Le tiède après-midi paisible de septembre
Languit sous un ciel gris, mélancolique et tendre,
Pareil aux derniers jours d'un amour qui s'achève.
Après les longs et vains et douloureux voyages,
Le solitaire, ouvrant sans bruit la grille basse,
Rentre ce soir dans le logis de sa jeunesse.
Ah ! comme tout est lourd, comme tout sent l'automne !
Comme ton coeur d'enfant prodigue bat, pauvre homme,
Devant ces murs où tu laissas ta vie ancienne !
La vigne vierge rouge étreint les persiennes,
Le seuil humide et froid est obscur sous les arbres,
Et le portail, vêtu de lierre, se lézarde.
Le voyageur, avant de rouvrir les fenêtres,
Respire en défaillant l'odeur des chambres closes ;
Il regarde onduler les rideaux des alcôves
Et le miroir verdi briller dans les ténèbres.
Il pèse sur le bois gonflé, les volets crient,
La poussière voltige à la lumière triste ;
L'âme émue et les doigts tremblants, pieux, il touche
Les roseaux desséchés, le clavecin qui vibre,
Les estampes, les maroquins ouatés de mousses :
Ah ! ces mousses qui sont les cheveux blancs des livres !
L'enfant morne, oppressé de souvenirs, étouffe,
Et son fragile coeur frémit comme une vitre.
Aussi, maison, jardin, adieu, jevous bénis.
Que les printemps futurs jusqu'aux âges lointains
Vous remplissent tous deux et d'enfants et de nids !
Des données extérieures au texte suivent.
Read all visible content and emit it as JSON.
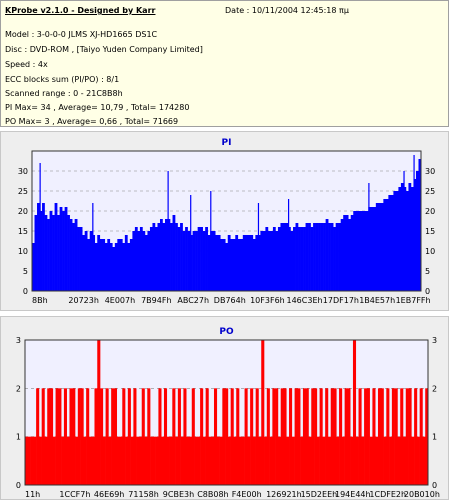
{
  "info": {
    "title": "KProbe v2.1.0 - Designed by Karr",
    "date": "Date : 10/11/2004 12:45:18 πμ",
    "model": "Model : 3-0-0-0 JLMS    XJ-HD1665        DS1C",
    "disc": "Disc : DVD-ROM ,  [Taiyo Yuden Company Limited]",
    "speed": "Speed : 4x",
    "ecc": "ECC blocks sum (PI/PO) : 8/1",
    "range": "Scanned range : 0 - 21C8B8h",
    "pi_stats": "PI Max= 34 , Average= 10,79 , Total= 174280",
    "po_stats": "PO Max= 3 , Average= 0,66 , Total= 71669"
  },
  "chart_data": [
    {
      "type": "bar",
      "title": "PI",
      "color": "#0000ff",
      "background": "#f0f0ff",
      "ylim": [
        0,
        35
      ],
      "yticks": [
        0,
        5,
        10,
        15,
        20,
        25,
        30
      ],
      "xticks": [
        "8Bh",
        "20723h",
        "4E007h",
        "7B94Fh",
        "ABC27h",
        "DB764h",
        "10F3F6h",
        "146C3Eh",
        "17DF17h",
        "1B4E57h",
        "1EB7FFh"
      ],
      "grid": true,
      "values": [
        12,
        19,
        22,
        20,
        22,
        19,
        18,
        20,
        19,
        22,
        19,
        21,
        20,
        21,
        19,
        18,
        17,
        18,
        16,
        16,
        14,
        15,
        13,
        15,
        14,
        12,
        14,
        13,
        13,
        12,
        13,
        12,
        11,
        12,
        13,
        13,
        12,
        14,
        12,
        13,
        15,
        16,
        15,
        16,
        15,
        14,
        15,
        16,
        17,
        16,
        17,
        18,
        17,
        18,
        18,
        17,
        19,
        17,
        16,
        17,
        15,
        16,
        15,
        14,
        15,
        15,
        16,
        16,
        15,
        16,
        14,
        15,
        15,
        14,
        14,
        13,
        13,
        12,
        14,
        13,
        13,
        14,
        13,
        13,
        14,
        14,
        14,
        14,
        13,
        14,
        14,
        15,
        15,
        16,
        15,
        15,
        16,
        15,
        16,
        17,
        17,
        17,
        16,
        15,
        16,
        17,
        16,
        16,
        16,
        17,
        17,
        16,
        17,
        17,
        17,
        17,
        17,
        18,
        17,
        17,
        16,
        17,
        17,
        18,
        19,
        19,
        18,
        19,
        20,
        20,
        20,
        20,
        20,
        20,
        21,
        21,
        21,
        22,
        22,
        22,
        23,
        23,
        24,
        24,
        25,
        25,
        26,
        27,
        26,
        25,
        27,
        26,
        28,
        30,
        33
      ],
      "spikes": [
        [
          3,
          32
        ],
        [
          24,
          22
        ],
        [
          54,
          30
        ],
        [
          63,
          24
        ],
        [
          71,
          25
        ],
        [
          90,
          22
        ],
        [
          102,
          23
        ],
        [
          134,
          27
        ],
        [
          148,
          30
        ],
        [
          152,
          34
        ]
      ]
    },
    {
      "type": "bar",
      "title": "PO",
      "color": "#ff0000",
      "background": "#f0f0ff",
      "ylim": [
        0,
        3
      ],
      "yticks": [
        0,
        1,
        2,
        3
      ],
      "xticks": [
        "11h",
        "1CCF7h",
        "46E69h",
        "71158h",
        "9CBE3h",
        "C8B08h",
        "F4E00h",
        "126921h",
        "15D2EEh",
        "194E44h",
        "1CDFE2h",
        "20B010h"
      ],
      "grid": true,
      "values": [
        1,
        1,
        1,
        1,
        2,
        1,
        2,
        1,
        2,
        2,
        1,
        2,
        2,
        1,
        2,
        1,
        2,
        2,
        1,
        2,
        2,
        1,
        2,
        1,
        1,
        2,
        3,
        2,
        1,
        2,
        1,
        2,
        2,
        1,
        1,
        2,
        1,
        2,
        1,
        2,
        1,
        1,
        2,
        1,
        2,
        1,
        1,
        1,
        2,
        1,
        2,
        1,
        1,
        2,
        1,
        2,
        1,
        2,
        1,
        1,
        2,
        1,
        1,
        2,
        1,
        2,
        1,
        1,
        2,
        1,
        1,
        2,
        2,
        1,
        2,
        1,
        2,
        1,
        1,
        2,
        1,
        2,
        1,
        2,
        1,
        3,
        1,
        2,
        1,
        2,
        2,
        1,
        2,
        2,
        1,
        2,
        1,
        2,
        2,
        1,
        2,
        2,
        1,
        2,
        2,
        1,
        2,
        1,
        2,
        1,
        2,
        2,
        1,
        2,
        1,
        2,
        2,
        1,
        3,
        1,
        2,
        1,
        2,
        2,
        1,
        2,
        1,
        2,
        2,
        1,
        2,
        1,
        2,
        2,
        1,
        2,
        1,
        2,
        2,
        1,
        2,
        1,
        2,
        1,
        2
      ]
    }
  ]
}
Que les roses te soient toujours belles, jardin,
Tes longs couloirs toujours sonores, ô maison !
Adieu, pesant verger de l'arrière-saison,
Charmille... Effacez-vous, ô chères visions,
Car mes yeux sont un port de fumée où l'on voit
A travers la forêt vacillante des mâts
Les grands vaisseaux appareiller pour les climats
Qui bercent la douleur sous des cieux azurés.
Demain, plus seul, plus triste et vieux, je partirai
Mettre au tombeau le Dieu secret qui souffre en moi.
L'enfant d'exil se tait, baisse ses cils mouillés ;
Il s'enivre à mourir de son amer émoi,
Et dans son coeur le souvenir des jours dorés
Fond comme un peu de sable tiède entre les doigts.